Michele Obama keynotes 100-days to Rio Olympic Games NYC party

First Lady Michelle Obama and fencer Ibithaj Muhammadin participate in a fencing demonstration during the U.S. Olympic Committee 100 day countdown event to the Rio 2016 Games at Times Square. (Photo: Robert Deutsch/USA TODAY)

US first lady Michelle Obama launched a 100-days from the Rio Olympics street party on Wednesday featuring more than 75 Olympians in an interactive carnival on two blocks of teeming Times Square.

Obama, who developed the Let's Move program to address the problem of child obesity, hailed the U.S. Olympians as role models and joined in demonstrations of basketball and fencing in the slender island that runs between Broadway and 7th Avenue.

"One of the reasons I wanted to be here today to kick this off, to be a part of the 100-day celebration, is that we're not just talking about bringing home the gold," Obama, wearing a U.S. track suit, said in a keynote to the six-hour event.

"The Olympics are also about inspiring young people here at home, truly, to get them active and to live up to the example that our Olympic and Paralympic athletes have always set with their dedication, their determination, their unyielding commitment to excellence."

After engaging in a passing drill with members of the U.S. basketball team, Obama was shown some fencing moves using foam sabres with Ibtihaj Muhammad, who will become the first U.S. Olympian to represent her country wearing a hijab.

"Never allow other people's misconceptions to block you from reaching your goals," she told Reuters about her path to the Olympics. "We don't have to fit into this box. We can come as we are.

"We don't have to look the same, or dress the same or have the same cultural values to be successful."

Decorated Olympians including nine-time athletics gold medal winner Carl Lewis, swimmers Janet Evans and Rowdy Gaines and gymnasts Shannon Miller and Nastia Liukin, gave autographs and visited with fans who filed past.

Matt Miller, who rows in the men's Four boat, said the U.S. expected to challenge Britain, Australia and Italy for a medal and shrugged off worries about Rio pollution and the Zika virus.

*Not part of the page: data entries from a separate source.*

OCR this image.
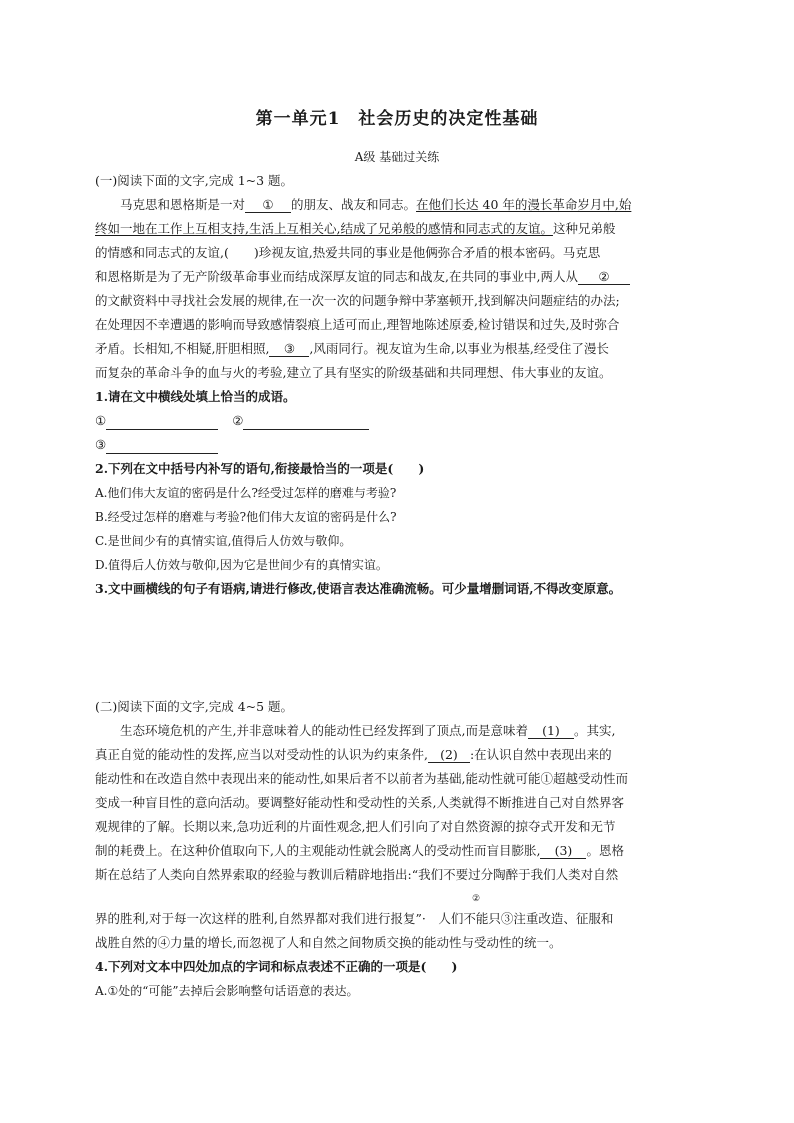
第一单元1　社会历史的决定性基础
A级 基础过关练
(一)阅读下面的文字,完成 1~3 题。
马克思和恩格斯是一对 ① 的朋友、战友和同志。在他们长达 40 年的漫长革命岁月中,始
终如一地在工作上互相支持,生活上互相关心,结成了兄弟般的感情和同志式的友谊。这种兄弟般
的情感和同志式的友谊,(　　)珍视友谊,热爱共同的事业是他俩弥合矛盾的根本密码。马克思
和恩格斯是为了无产阶级革命事业而结成深厚友谊的同志和战友,在共同的事业中,两人从 ②
的文献资料中寻找社会发展的规律,在一次一次的问题争辩中茅塞顿开,找到解决问题症结的办法;
在处理因不幸遭遇的影响而导致感情裂痕上适可而止,理智地陈述原委,检讨错误和过失,及时弥合
矛盾。长相知,不相疑,肝胆相照, ③ ,风雨同行。视友谊为生命,以事业为根基,经受住了漫长
而复杂的革命斗争的血与火的考验,建立了具有坚实的阶级基础和共同理想、伟大事业的友谊。
1.请在文中横线处填上恰当的成语。
①	②
③
2.下列在文中括号内补写的语句,衔接最恰当的一项是(　　)
A.他们伟大友谊的密码是什么?经受过怎样的磨难与考验?
B.经受过怎样的磨难与考验?他们伟大友谊的密码是什么?
C.是世间少有的真情实谊,值得后人仿效与敬仰。
D.值得后人仿效与敬仰,因为它是世间少有的真情实谊。
3.文中画横线的句子有语病,请进行修改,使语言表达准确流畅。可少量增删词语,不得改变原意。
(二)阅读下面的文字,完成 4~5 题。
生态环境危机的产生,并非意味着人的能动性已经发挥到了顶点,而是意味着 (1) 。其实,
真正自觉的能动性的发挥,应当以对受动性的认识为约束条件, (2) :在认识自然中表现出来的
能动性和在改造自然中表现出来的能动性,如果后者不以前者为基础,能动性就可能①超越受动性而
变成一种盲目性的意向活动。要调整好能动性和受动性的关系,人类就得不断推进自己对自然界客
观规律的了解。长期以来,急功近利的片面性观念,把人们引向了对自然资源的掠夺式开发和无节
制的耗费上。在这种价值取向下,人的主观能动性就会脱离人的受动性而盲目膨胀, (3) 。恩格
斯在总结了人类向自然界索取的经验与教训后精辟地指出:“我们不要过分陶醉于我们人类对自然
②
界的胜利,对于每一次这样的胜利,自然界都对我们进行报复”·　人们不能只③注重改造、征服和
战胜自然的④力量的增长,而忽视了人和自然之间物质交换的能动性与受动性的统一。
4.下列对文本中四处加点的字词和标点表述不正确的一项是(　　)
A.①处的“可能”去掉后会影响整句话语意的表达。
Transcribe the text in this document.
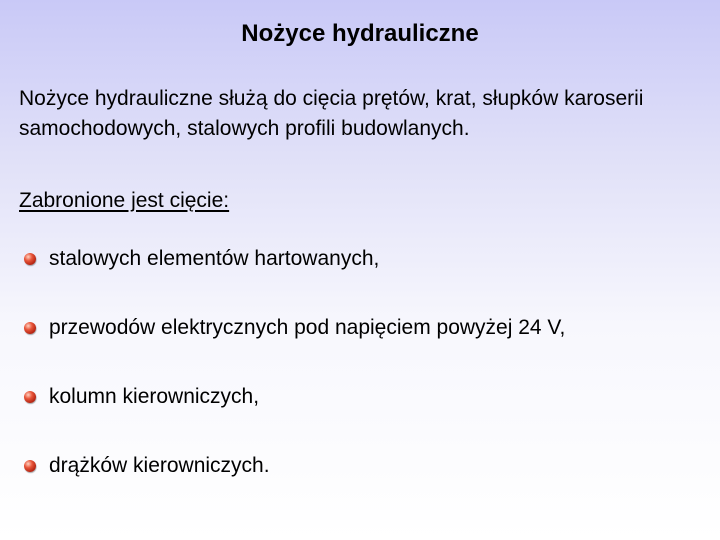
Nożyce hydrauliczne

Nożyce hydrauliczne służą do cięcia prętów, krat, słupków karoserii samochodowych, stalowych profili budowlanych.

Zabronione jest cięcie:

stalowych elementów hartowanych,
przewodów elektrycznych pod napięciem powyżej 24 V,
kolumn kierowniczych,
drążków kierowniczych.
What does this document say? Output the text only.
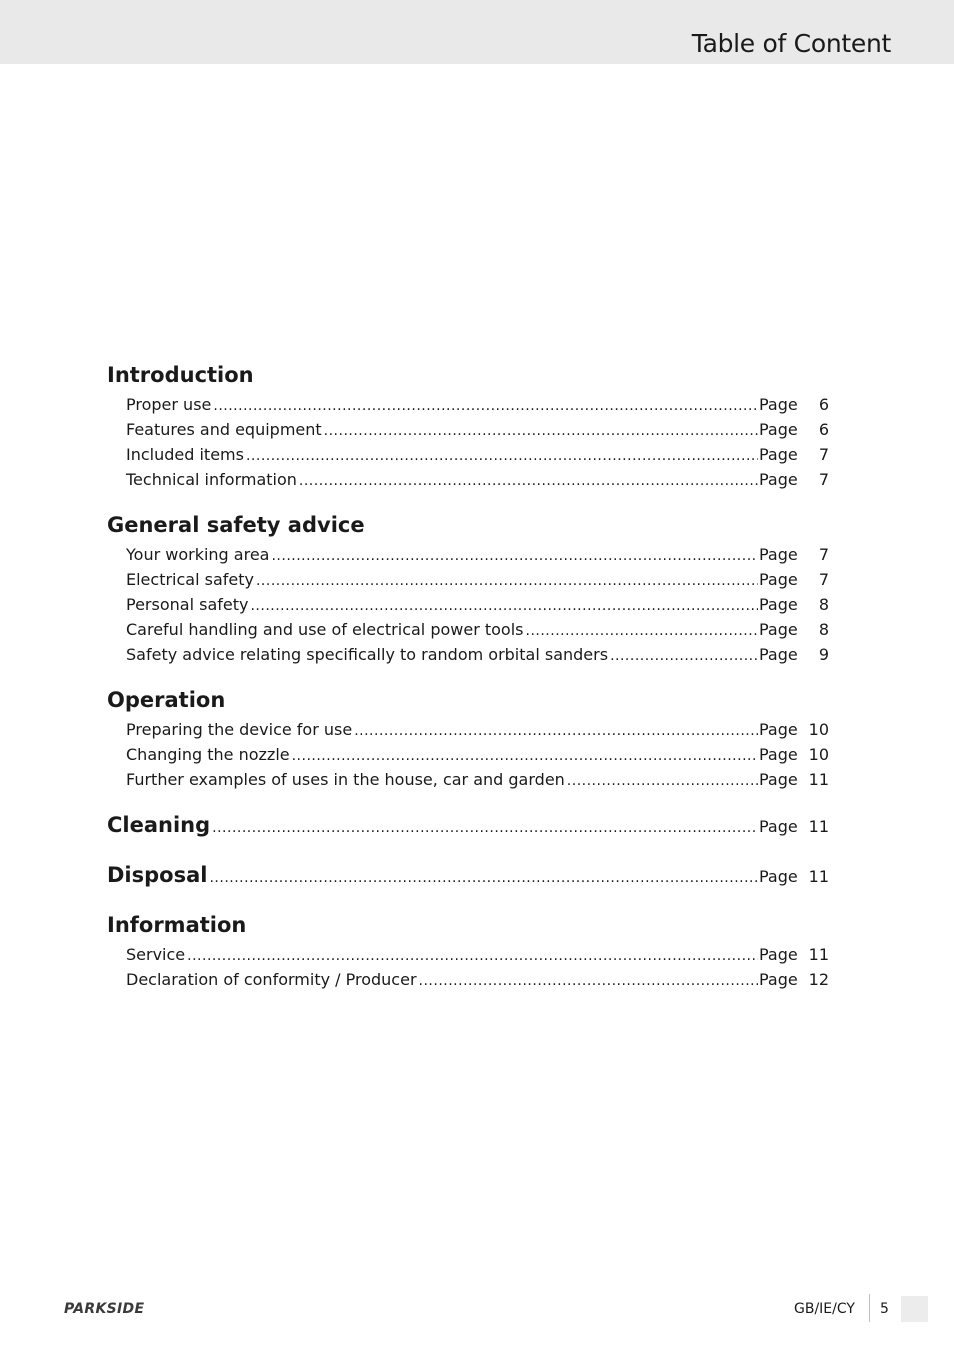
Table of Content
Introduction
Proper use .....	Page	6
Features and equipment .....	Page	6
Included items .....	Page	7
Technical information .....	Page	7
General safety advice
Your working area .....	Page	7
Electrical safety .....	Page	7
Personal safety .....	Page	8
Careful handling and use of electrical power tools .....	Page	8
Safety advice relating specifically to random orbital sanders .....	Page	9
Operation
Preparing the device for use .....	Page 10
Changing the nozzle .....	Page 10
Further examples of uses in the house, car and garden .....	Page 11
Cleaning .....	Page 11
Disposal .....	Page 11
Information
Service .....	Page 11
Declaration of conformity / Producer .....	Page 12
PARKSIDE	GB/IE/CY 5
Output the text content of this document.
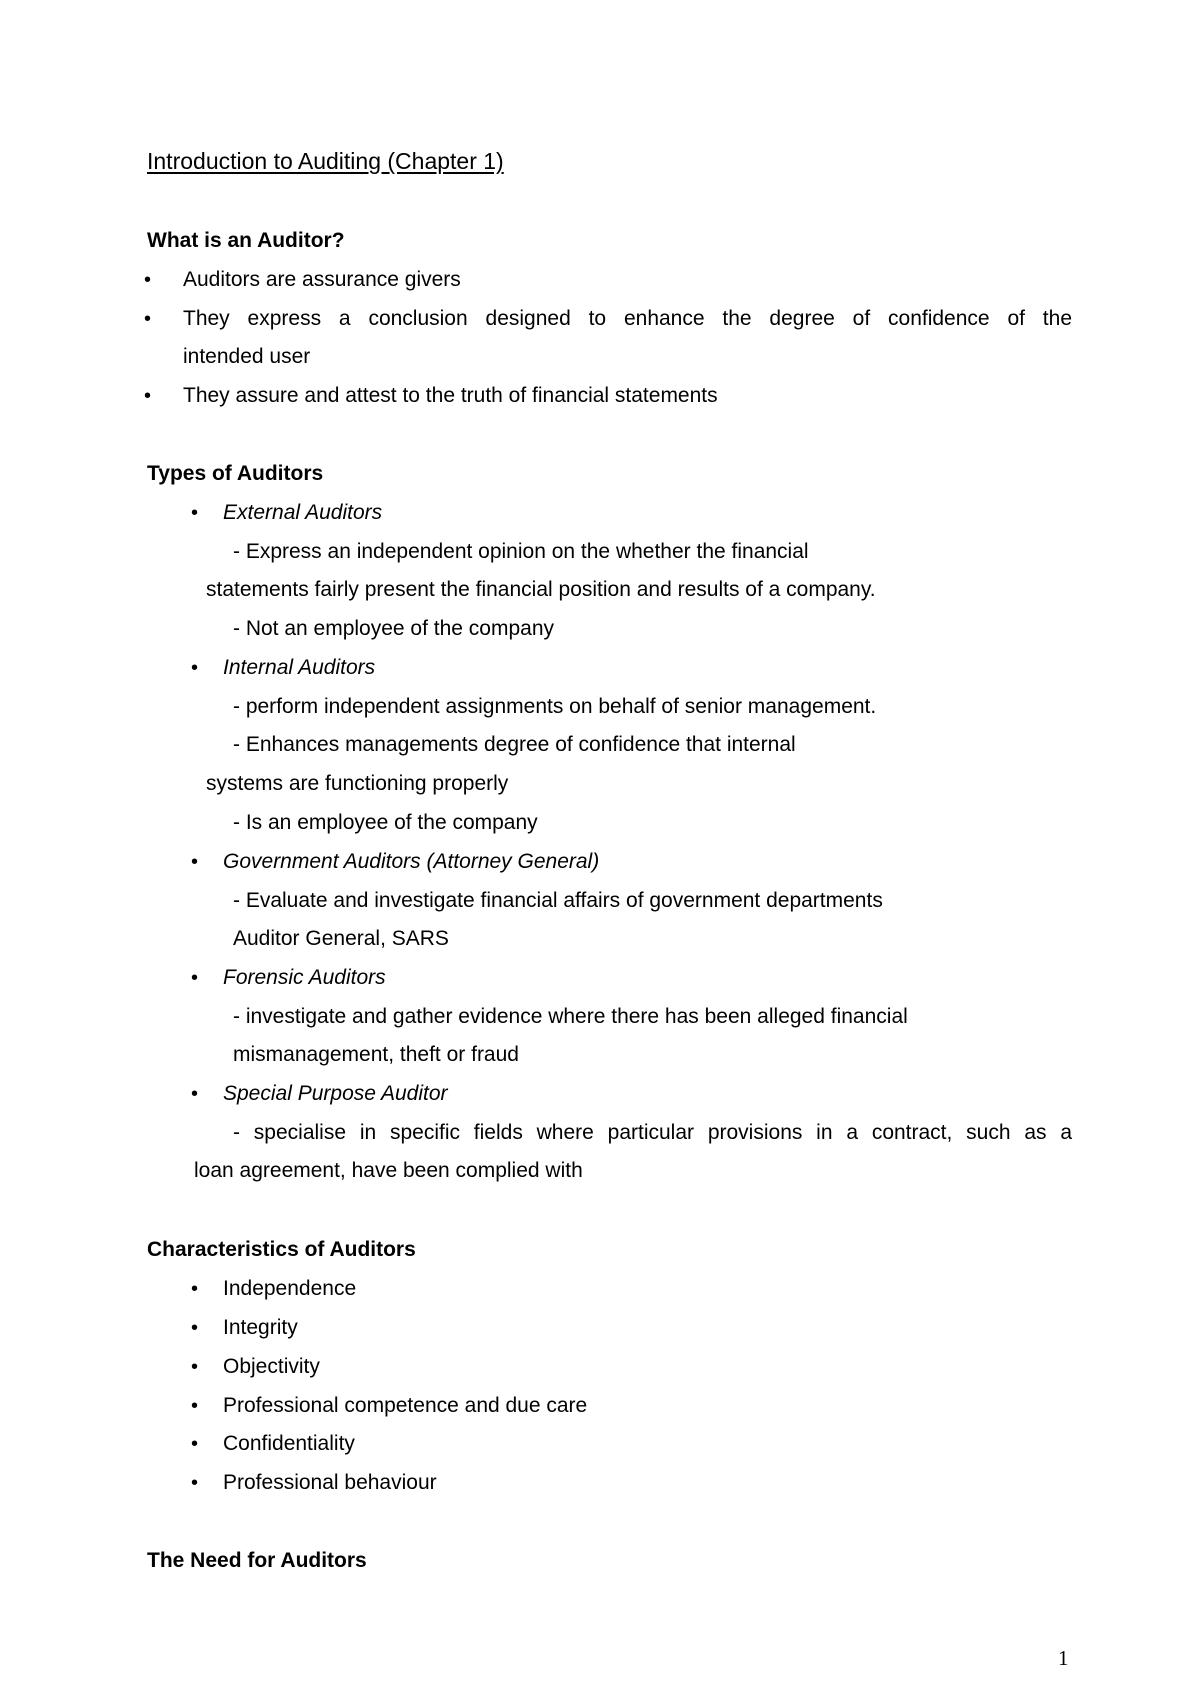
Introduction to Auditing (Chapter 1)
What is an Auditor?
• Auditors are assurance givers
• They express a conclusion designed to enhance the degree of confidence of the
intended user
• They assure and attest to the truth of financial statements
Types of Auditors
• External Auditors
- Express an independent opinion on the whether the financial
statements fairly present the financial position and results of a company.
- Not an employee of the company
• Internal Auditors
- perform independent assignments on behalf of senior management.
- Enhances managements degree of confidence that internal
systems are functioning properly
- Is an employee of the company
• Government Auditors (Attorney General)
- Evaluate and investigate financial affairs of government departments
Auditor General, SARS
• Forensic Auditors
- investigate and gather evidence where there has been alleged financial
mismanagement, theft or fraud
• Special Purpose Auditor
- specialise in specific fields where particular provisions in a contract, such as a
loan agreement, have been complied with
Characteristics of Auditors
• Independence
• Integrity
• Objectivity
• Professional competence and due care
• Confidentiality
• Professional behaviour
The Need for Auditors
1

"There's a lot of hype over the dirtiness of the water, mosquitoes, whatever, but nothing could stop us from going," he said.

Manteo Mitchell is desperate to get back on the Olympic stage after breaking his leg halfway through running the first leg of the U.S. team's 4x400 metres relay at London 2012.

"I would give my soul," he told Reuters about earning another Olympic berth. "I'm working really hard to get back."

Earlier 2008 gymnastics champion Liukin, sprinter/long jumper Lewis and diver David Boudia threw the switch in the Art Deco lobby of the iconic Empire State Building to light up the top of the skyscraper in Team USA red, white and blue.